Une lignée transgénique de souris arc-en-ciel incluant ce SE récapitule l'expression spatio-temporelle des gènes endogènes Myh2, Myh1 et Myh4. Les auteurs montrent en outre par édition CRISPR/Cas9 que la délétion in situ de cette région SE de 42kb empêche l'expression des gènes Myh8 fœtal et fMyh adultes au locus conduisant à des myofibres fœtales dépourvues de sarcomères, incapables de se contracter, empêchant ainsi la respiration des nouveaux nés.

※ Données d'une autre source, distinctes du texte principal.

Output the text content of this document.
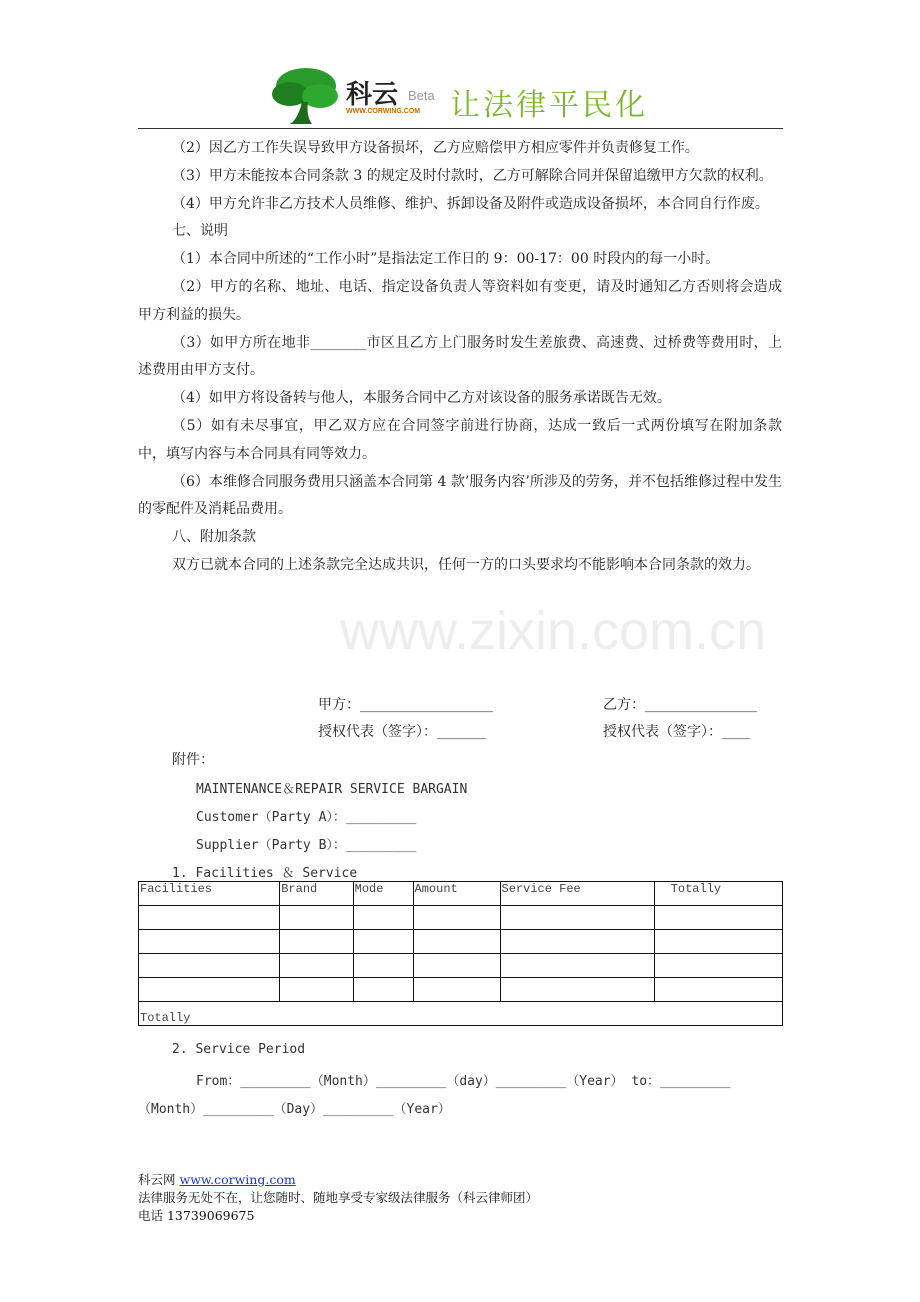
科云 Beta
WWW.CORWING.COM 让法律平民化
www.zixin.com.cn

（2）因乙方工作失误导致甲方设备损坏，乙方应赔偿甲方相应零件并负责修复工作。

（3）甲方未能按本合同条款 3 的规定及时付款时，乙方可解除合同并保留追缴甲方欠款的权利。

（4）甲方允许非乙方技术人员维修、维护、拆卸设备及附件或造成设备损坏，本合同自行作废。

七、说明

（1）本合同中所述的“工作小时”是指法定工作日的 9：00-17：00 时段内的每一小时。

（2）甲方的名称、地址、电话、指定设备负责人等资料如有变更，请及时通知乙方否则将会造成甲方利益的损失。

（3）如甲方所在地非________市区且乙方上门服务时发生差旅费、高速费、过桥费等费用时，上述费用由甲方支付。

（4）如甲方将设备转与他人，本服务合同中乙方对该设备的服务承诺既告无效。

（5）如有未尽事宜，甲乙双方应在合同签字前进行协商，达成一致后一式两份填写在附加条款中，填写内容与本合同具有同等效力。

（6）本维修合同服务费用只涵盖本合同第 4 款’服务内容’所涉及的劳务，并不包括维修过程中发生的零配件及消耗品费用。

八、附加条款

双方已就本合同的上述条款完全达成共识，任何一方的口头要求均不能影响本合同条款的效力。

甲方：___________________	乙方：________________
授权代表（签字）：_______	授权代表（签字）：____
附件：
MAINTENANCE＆REPAIR SERVICE BARGAIN
Customer（Party A）：_________
Supplier（Party B）：_________
1. Facilities ＆ Service
Facilities	Brand	Mode	Amount	Service Fee	Totally

Totally					
2. Service Period
From：_________（Month）_________（day）_________（Year） to：_________
（Month）_________（Day）_________（Year）
科云网 www.corwing.com
法律服务无处不在，让您随时、随地享受专家级法律服务（科云律师团）
电话 13739069675
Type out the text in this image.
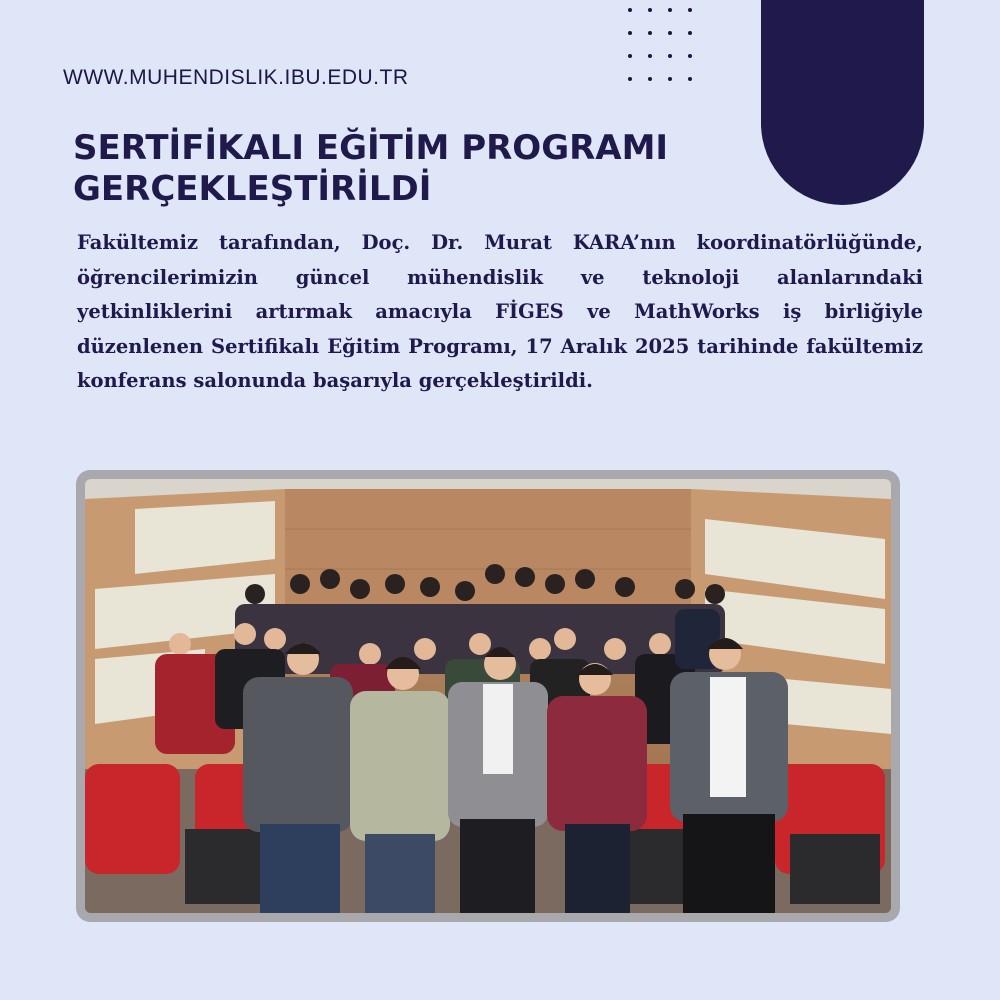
WWW.MUHENDISLIK.IBU.EDU.TR
SERTİFİKALI EĞİTİM PROGRAMI GERÇEKLEŞTİRİLDİ

Fakültemiz tarafından, Doç. Dr. Murat KARA’nın koordinatörlüğünde, öğrencilerimizin güncel mühendislik ve teknoloji alanlarındaki yetkinliklerini artırmak amacıyla FİGES ve MathWorks iş birliğiyle düzenlenen Sertifikalı Eğitim Programı, 17 Aralık 2025 tarihinde fakültemiz konferans salonunda başarıyla gerçekleştirildi.
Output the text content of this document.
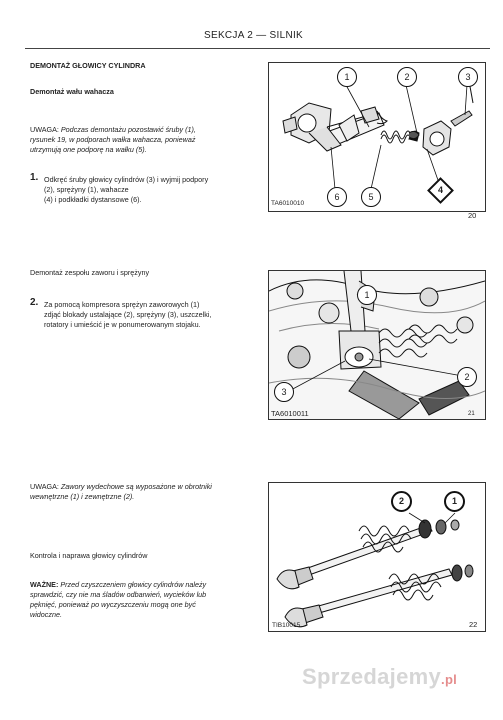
SEKCJA 2 — SILNIK
DEMONTAŻ GŁOWICY CYLINDRA
Demontaż wału wahacza
UWAGA: Podczas demontażu pozostawić śruby (1),
rysunek 19, w podporach wałka wahacza, ponieważ
utrzymują one podporę na wałku (5).
1. Odkręć śruby głowicy cylindrów (3) i wyjmij podpory
(2), sprężyny (1), wahacze
(4) i podkładki dystansowe (6).
Demontaż zespołu zaworu i sprężyny
2. Za pomocą kompresora sprężyn zaworowych (1)
zdjąć blokady ustalające (2), sprężyny (3), uszczelki,
rotatory i umieścić je w ponumerowanym stojaku.
UWAGA: Zawory wydechowe są wyposażone w obrotniki
wewnętrzne (1) i zewnętrzne (2).
Kontrola i naprawa głowicy cylindrów
WAŻNE: Przed czyszczeniem głowicy cylindrów należy
sprawdzić, czy nie ma śladów odbarwień, wycieków lub
pęknięć, ponieważ po wyczyszczeniu mogą one być
widoczne.
1	2	3
4
5
6
TA6010010
20
1
2
3
TA6010011	21
2	1
TIB10015	22
Sprzedajemy.pl
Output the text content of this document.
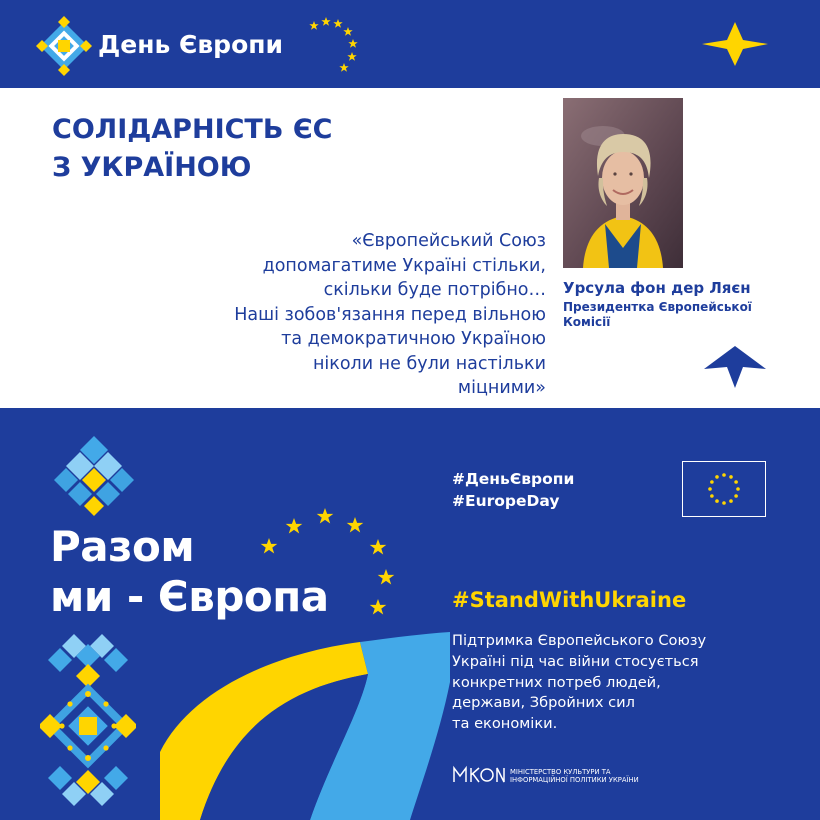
День Європи
СОЛІДАРНІСТЬ ЄС
З УКРАЇНОЮ
«Європейський Союз
допомагатиме Україні стільки,
скільки буде потрібно…
Наші зобов'язання перед вільною
та демократичною Україною
ніколи не були настільки
міцними»
Урсула фон дер Ляєн
Президентка Європейської
Комісії
Разом
ми - Європа
#ДеньЄвропи
#EuropeDay
#StandWithUkraine
Підтримка Європейського Союзу
Україні під час війни стосується
конкретних потреб людей,
держави, Збройних сил
та економіки.
МІНІСТЕРСТВО КУЛЬТУРИ ТА
ІНФОРМАЦІЙНОЇ ПОЛІТИКИ УКРАЇНИ
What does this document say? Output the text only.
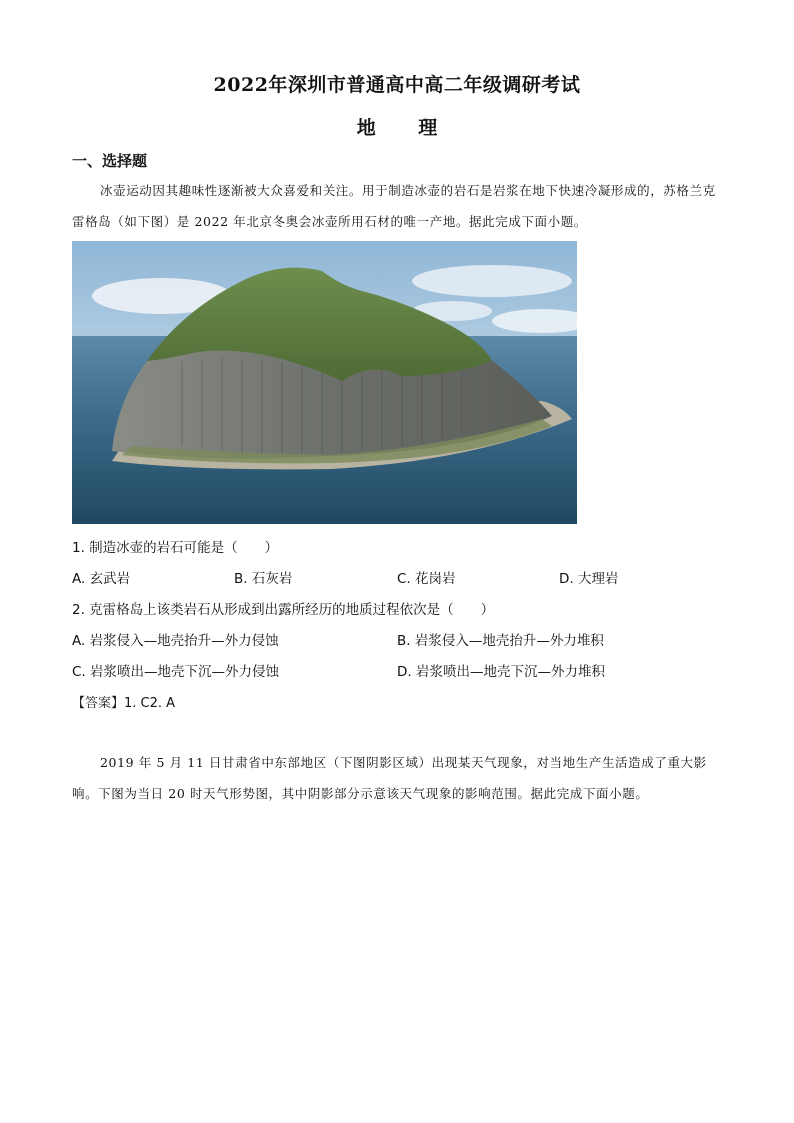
2022年深圳市普通高中高二年级调研考试
地 理
一、选择题
冰壶运动因其趣味性逐渐被大众喜爱和关注。用于制造冰壶的岩石是岩浆在地下快速冷凝形成的，苏格兰克雷格岛（如下图）是 2022 年北京冬奥会冰壶所用石材的唯一产地。据此完成下面小题。
1. 制造冰壶的岩石可能是（　　）
A. 玄武岩	B. 石灰岩	C. 花岗岩	D. 大理岩
2. 克雷格岛上该类岩石从形成到出露所经历的地质过程依次是（　　）
A. 岩浆侵入—地壳抬升—外力侵蚀	B. 岩浆侵入—地壳抬升—外力堆积
C. 岩浆喷出—地壳下沉—外力侵蚀	D. 岩浆喷出—地壳下沉—外力堆积
【答案】1. C2. A
2019 年 5 月 11 日甘肃省中东部地区（下图阴影区域）出现某天气现象，对当地生产生活造成了重大影响。下图为当日 20 时天气形势图，其中阴影部分示意该天气现象的影响范围。据此完成下面小题。
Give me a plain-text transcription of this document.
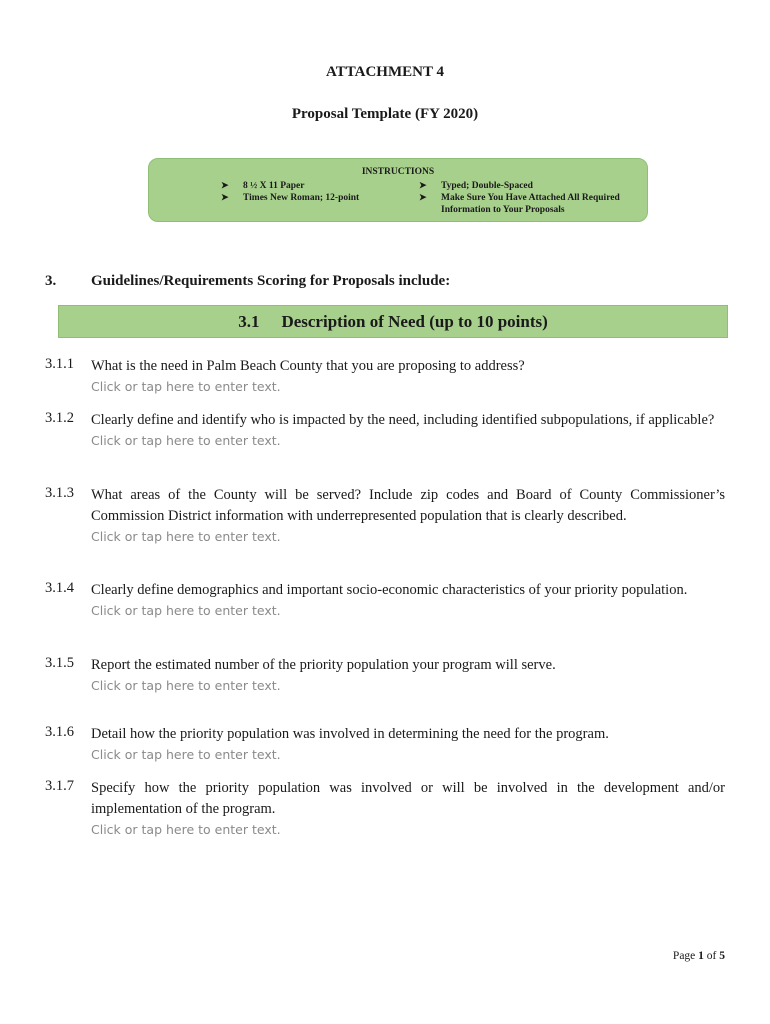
ATTACHMENT 4
Proposal Template (FY 2020)
INSTRUCTIONS
➤	8 ½ X 11 Paper
➤	Times New Roman; 12-point
➤	Typed; Double-Spaced
➤	Make Sure You Have Attached All Required Information to Your Proposals
3. Guidelines/Requirements Scoring for Proposals include:
3.1 Description of Need (up to 10 points)
3.1.1 What is the need in Palm Beach County that you are proposing to address?
Click or tap here to enter text.
3.1.2 Clearly define and identify who is impacted by the need, including identified subpopulations, if applicable?
Click or tap here to enter text.
3.1.3 What areas of the County will be served? Include zip codes and Board of County Commissioner’s Commission District information with underrepresented population that is clearly described.
Click or tap here to enter text.
3.1.4 Clearly define demographics and important socio-economic characteristics of your priority population.
Click or tap here to enter text.
3.1.5 Report the estimated number of the priority population your program will serve.
Click or tap here to enter text.
3.1.6 Detail how the priority population was involved in determining the need for the program.
Click or tap here to enter text.
3.1.7 Specify how the priority population was involved or will be involved in the development and/or implementation of the program.
Click or tap here to enter text.
Page 1 of 5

Légende de la figure : Patte arrière d'une souris transgénique arc en ciel adulte exprimant YFP dans les fibres Myh2, Tomato dans les fibres Myh1 et CFP dans les myofibres Myh4.

Les auteurs ont testé l'hypothèse d'une compétition entre promoteurs pour le SE partagé et montrent que l'absence de Myh1 et Myh4 dans le génome entraîne une augmentation de l'expression de Myh2, Myh8 ou Myh13 dans des sous-régions spécifiques des muscles des membres, ce qui suggère que la compétition entre les promoteurs entraîne l'activation d'un seul gène au locus. Combinés à leurs travaux antérieurs (Dos Santos et la, 2020), ces résultats suggèrent que chaque noyau dans une fibre musculaire exprime de manière bi-allélique un seul gène au locus, les autres gènes étant silencieux. Ces expériences suggèrent également que le SE forme des assemblages multimoléculaires par séparation de phase liquide, permettant l'agrégation de la machinerie transcriptionnelle à un promoteur unique et qu’il est responsable de l'expression coordonnée robuste et non stochastique d’un gène fMyh dans les centaines de myonuclei présents dans les myofibres adultes.

Légende : Le super enhancer fMyh est composé de sept éléments enhancers (1-7) recrutant des facteurs de transcription et leurs cofacteurs permettant la formation d’une séparation de phase dans les myonuclei et permettant une expression robuste des gènes fMyh, adapté de (Hnisz, D. et al. Super-enhancers in the control of cell identity and disease. Cell 155, 934-947). À gauche, pendant le développement fœtal, le SE entre en contact avec Myh8, ce qui permet son expression robuste. A droite, pendant le développement post-natal, les facteurs de transcription et les cofacteurs exprimés dans des myonuclei des sous-types de fibres rapides favorisent les contacts entre le SE et un unique promoteur adulte au locus. Dans ces myonuclei, l'expression bi-allélique robuste de Myh1, Myh2 ou Myh4 est atteinte, tandis que la transcription des autres gènes du locus est réduite au silence.

Ce travail a été financé par des crédits ANR et AFM.